As counterintuitive as it may seem, over the past five years both crime and imprisonment have declined. At least in 30 states.
Earlier today, The Pew Charitable Trusts released an infographic that illustrates this positive trend. According to its research, Pew found that between 2009 and 2014, the national imprisonment rate fell 7 percent, while the crime rate fell 15 percent (that’s half of the crime rate from 1991). In fact, the current rates are so low that we haven’t seen them since the ’60s.
Specifically, the states with the greatest improvement are California, with a 24 percent decrease in imprisonment; followed by Hawaii (19 percent), and New Jersey and South Carolina (both 17 percent). The state with the greatest decline in crime was Vermont, at 36 percent; then Michigan (26 percent); then Texas, Wyoming, and Illinois (24 percent).

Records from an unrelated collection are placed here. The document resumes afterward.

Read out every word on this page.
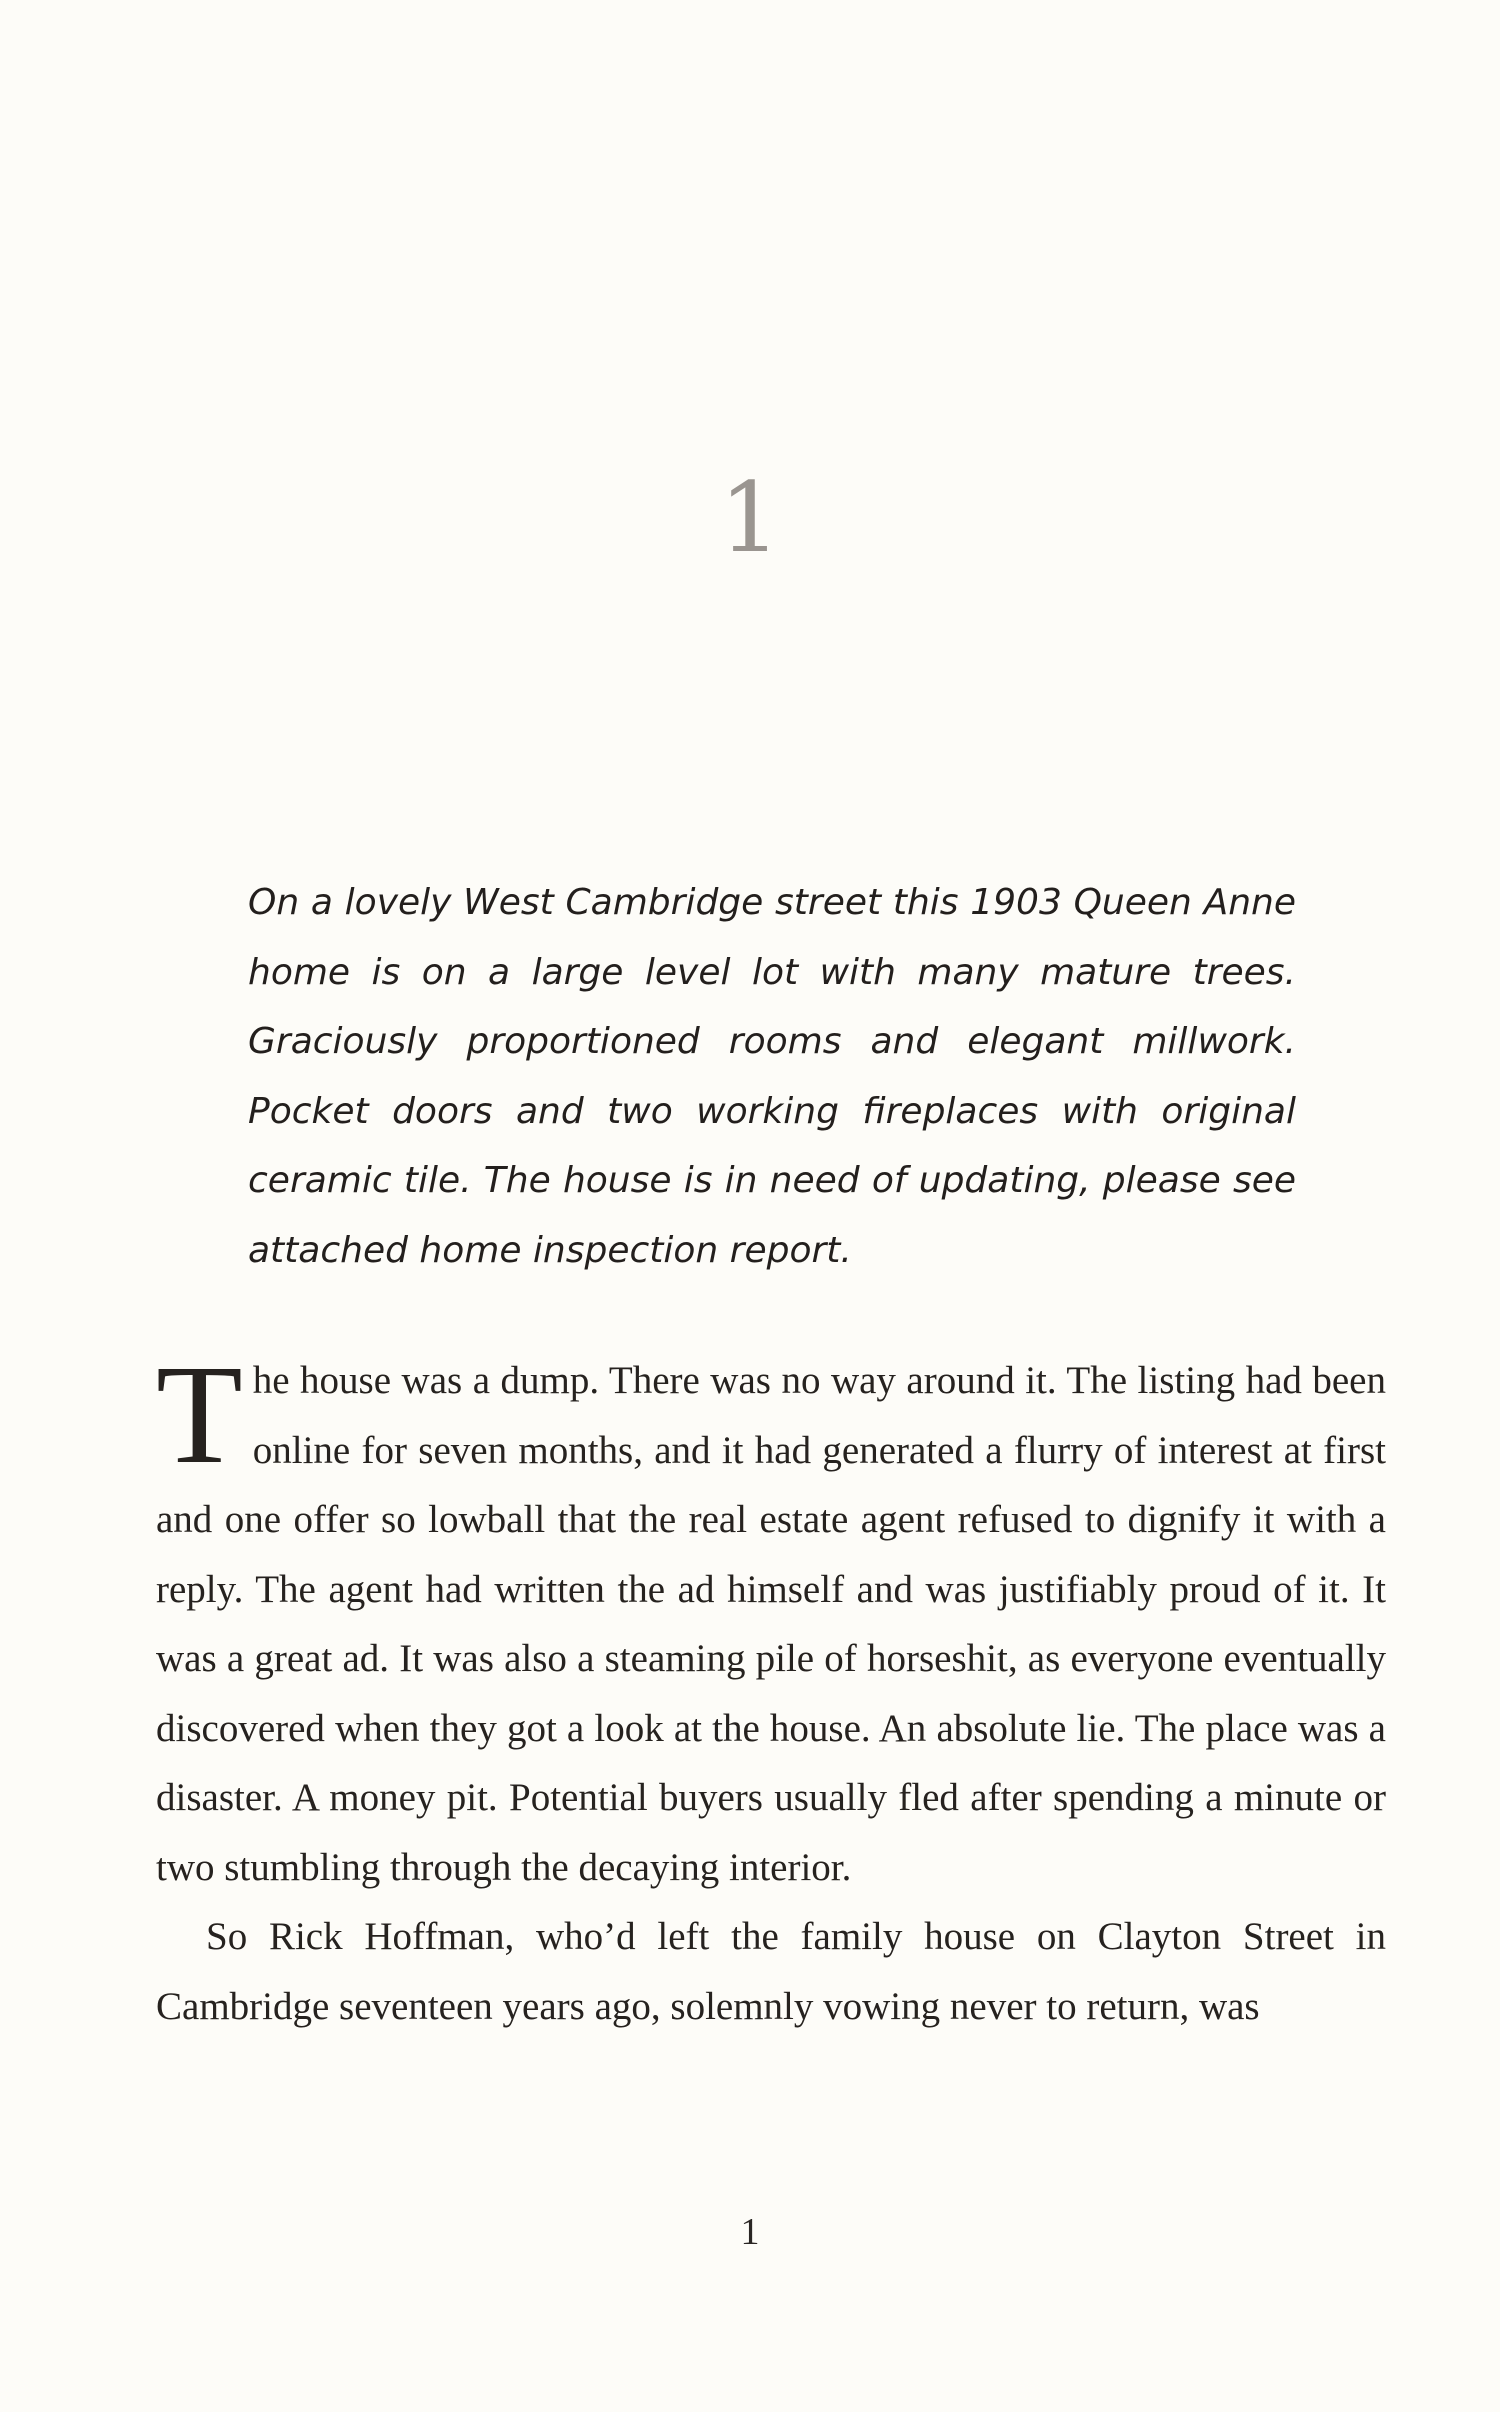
1
On a lovely West Cambridge street this 1903 Queen Anne home is on a large level lot with many mature trees. Graciously proportioned rooms and elegant millwork. Pocket doors and two working fireplaces with original ceramic tile. The house is in need of updating, please see attached home inspection report.

The house was a dump. There was no way around it. The listing had been online for seven months, and it had generated a flurry of interest at first and one offer so lowball that the real estate agent refused to dignify it with a reply. The agent had written the ad himself and was justifiably proud of it. It was a great ad. It was also a steaming pile of horseshit, as everyone eventually discovered when they got a look at the house. An absolute lie. The place was a disaster. A money pit. Potential buyers usually fled after spending a minute or two stumbling through the decaying interior.

So Rick Hoffman, who’d left the family house on Clayton Street in Cambridge seventeen years ago, solemnly vowing never to return, was

1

So, what’s causing the decrease?
Potential causes include better policing, the waning of the crack cocaine epidemic, the use of electronic payments instead of cash, and the increased use of car theft prevention devices and other anti-crime technology.

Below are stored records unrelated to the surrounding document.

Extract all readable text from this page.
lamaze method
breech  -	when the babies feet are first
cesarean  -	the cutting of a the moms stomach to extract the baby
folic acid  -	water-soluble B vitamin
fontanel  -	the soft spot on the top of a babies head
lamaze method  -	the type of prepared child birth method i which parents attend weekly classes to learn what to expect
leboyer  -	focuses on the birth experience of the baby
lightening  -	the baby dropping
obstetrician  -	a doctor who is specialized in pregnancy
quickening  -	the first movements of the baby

The really interesting thing in all of this is that the lower crime rates are not due to higher incarceration rates! Crime falls not necessarily because we lock more people up, but rather because we are finding better ways to disincentivize criminal behavior.
Imagine what the numbers could look like over the next five years if we continue to push for criminal justice reforms that emphasize proportional punishment, constructive prison culture, and true second chances for citizens returning to society.